Bloß, D., Trinter, F., Unger, I., Zindel, C., Honisch, C., Viehmann, J., et al. (2024). X-ray radiation damage cycle of solvated inorganic ions. Nature Communications, 15: 4594. doi:10.1038/s41467-024-48687-2.


Cite as: https://hdl.handle.net/21.11116/0000-000F-5B3D-8
Abstract
X-ray-induced damage is one of the key topics in radiation chemistry. Substantial damage is attributed to low-energy electrons and radicals emerging from direct inner-shell photoionization or produced by subsequent processes. We apply multi-electron coincidence spectroscopy to X-ray-irradiated aqueous solutions of inorganic ions to investigate the production of low-energy electrons (LEEs) in a predicted cascade of intermolecular charge- and energy-transfer processes, namely electron-transfer-mediated decay (ETMD) and interatomic/intermolecular Coulombic decay (ICD).

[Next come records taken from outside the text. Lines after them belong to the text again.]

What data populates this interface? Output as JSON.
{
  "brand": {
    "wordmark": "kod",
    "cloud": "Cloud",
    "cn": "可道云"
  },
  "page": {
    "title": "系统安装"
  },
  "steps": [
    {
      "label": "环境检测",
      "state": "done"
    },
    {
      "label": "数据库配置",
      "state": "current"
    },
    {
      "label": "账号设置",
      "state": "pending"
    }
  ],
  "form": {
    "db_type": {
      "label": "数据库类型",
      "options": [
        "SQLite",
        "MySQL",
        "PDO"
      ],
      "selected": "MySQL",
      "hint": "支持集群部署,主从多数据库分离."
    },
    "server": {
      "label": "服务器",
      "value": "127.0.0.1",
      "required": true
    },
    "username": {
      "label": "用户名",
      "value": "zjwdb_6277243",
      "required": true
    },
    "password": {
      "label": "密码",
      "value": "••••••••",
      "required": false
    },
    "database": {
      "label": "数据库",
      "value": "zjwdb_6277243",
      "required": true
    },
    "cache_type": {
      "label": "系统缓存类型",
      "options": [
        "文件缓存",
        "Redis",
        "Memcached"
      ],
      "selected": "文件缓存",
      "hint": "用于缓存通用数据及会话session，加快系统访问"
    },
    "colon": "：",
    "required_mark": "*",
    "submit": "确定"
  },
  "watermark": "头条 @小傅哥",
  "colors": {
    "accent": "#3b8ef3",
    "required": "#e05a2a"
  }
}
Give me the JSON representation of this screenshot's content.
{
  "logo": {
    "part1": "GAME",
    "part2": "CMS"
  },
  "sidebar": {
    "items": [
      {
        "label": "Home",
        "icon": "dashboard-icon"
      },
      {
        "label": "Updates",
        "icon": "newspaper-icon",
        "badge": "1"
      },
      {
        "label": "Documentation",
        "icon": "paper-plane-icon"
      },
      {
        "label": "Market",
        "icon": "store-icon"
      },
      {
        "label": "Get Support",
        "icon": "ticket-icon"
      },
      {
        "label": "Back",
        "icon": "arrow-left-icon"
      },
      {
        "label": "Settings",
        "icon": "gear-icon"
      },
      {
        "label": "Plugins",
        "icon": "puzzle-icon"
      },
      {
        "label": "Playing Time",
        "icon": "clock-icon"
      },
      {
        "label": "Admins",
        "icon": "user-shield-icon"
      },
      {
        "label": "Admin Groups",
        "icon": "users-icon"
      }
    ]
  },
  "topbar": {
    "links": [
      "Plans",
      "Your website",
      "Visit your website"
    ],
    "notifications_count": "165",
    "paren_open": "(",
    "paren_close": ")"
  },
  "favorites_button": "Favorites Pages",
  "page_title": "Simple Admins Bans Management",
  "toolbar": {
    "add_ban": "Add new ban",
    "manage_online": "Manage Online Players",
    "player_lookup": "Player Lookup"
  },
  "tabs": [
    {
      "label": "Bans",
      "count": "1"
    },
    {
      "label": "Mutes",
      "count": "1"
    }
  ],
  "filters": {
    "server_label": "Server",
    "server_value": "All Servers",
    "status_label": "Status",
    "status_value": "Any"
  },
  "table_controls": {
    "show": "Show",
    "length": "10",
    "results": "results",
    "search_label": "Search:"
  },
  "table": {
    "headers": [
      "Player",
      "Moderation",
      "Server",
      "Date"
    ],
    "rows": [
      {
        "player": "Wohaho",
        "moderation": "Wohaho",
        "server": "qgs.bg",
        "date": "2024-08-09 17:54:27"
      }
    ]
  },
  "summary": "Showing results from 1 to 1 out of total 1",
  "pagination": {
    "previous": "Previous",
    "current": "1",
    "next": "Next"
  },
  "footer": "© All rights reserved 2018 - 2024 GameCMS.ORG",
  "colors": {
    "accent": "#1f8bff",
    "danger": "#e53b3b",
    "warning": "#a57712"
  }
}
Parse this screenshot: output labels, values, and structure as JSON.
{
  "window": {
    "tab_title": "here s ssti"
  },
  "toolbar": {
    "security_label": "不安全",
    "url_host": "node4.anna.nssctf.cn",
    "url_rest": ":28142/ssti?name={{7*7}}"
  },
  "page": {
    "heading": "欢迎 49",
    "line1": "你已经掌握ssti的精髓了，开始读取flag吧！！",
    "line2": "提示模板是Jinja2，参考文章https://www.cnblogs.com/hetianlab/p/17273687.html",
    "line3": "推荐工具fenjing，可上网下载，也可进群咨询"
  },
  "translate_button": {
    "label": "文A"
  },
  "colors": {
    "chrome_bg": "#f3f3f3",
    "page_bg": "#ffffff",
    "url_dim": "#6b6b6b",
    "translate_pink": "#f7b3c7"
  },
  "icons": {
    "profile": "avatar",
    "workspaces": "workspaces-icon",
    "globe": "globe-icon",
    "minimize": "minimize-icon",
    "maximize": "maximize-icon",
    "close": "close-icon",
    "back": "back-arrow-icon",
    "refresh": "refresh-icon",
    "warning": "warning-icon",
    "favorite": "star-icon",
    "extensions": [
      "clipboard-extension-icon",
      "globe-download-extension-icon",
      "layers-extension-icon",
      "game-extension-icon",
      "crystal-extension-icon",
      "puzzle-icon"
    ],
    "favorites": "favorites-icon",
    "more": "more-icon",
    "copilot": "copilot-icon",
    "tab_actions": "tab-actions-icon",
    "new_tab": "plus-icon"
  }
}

An advanced coincidence technique allows us to identify several LEE-producing steps during the decay of 1s vacancies in solvated Mg2+ ions, which escaped observation in previous non-coincident experiments. We provide strong evidence for the predicted recovering of the ion’s initial state. In natural environments the recovering of the ion’s initial state is expected to cause inorganic ions to be radiation-damage hot spots, repeatedly producing destructive particles under continuous irradiation.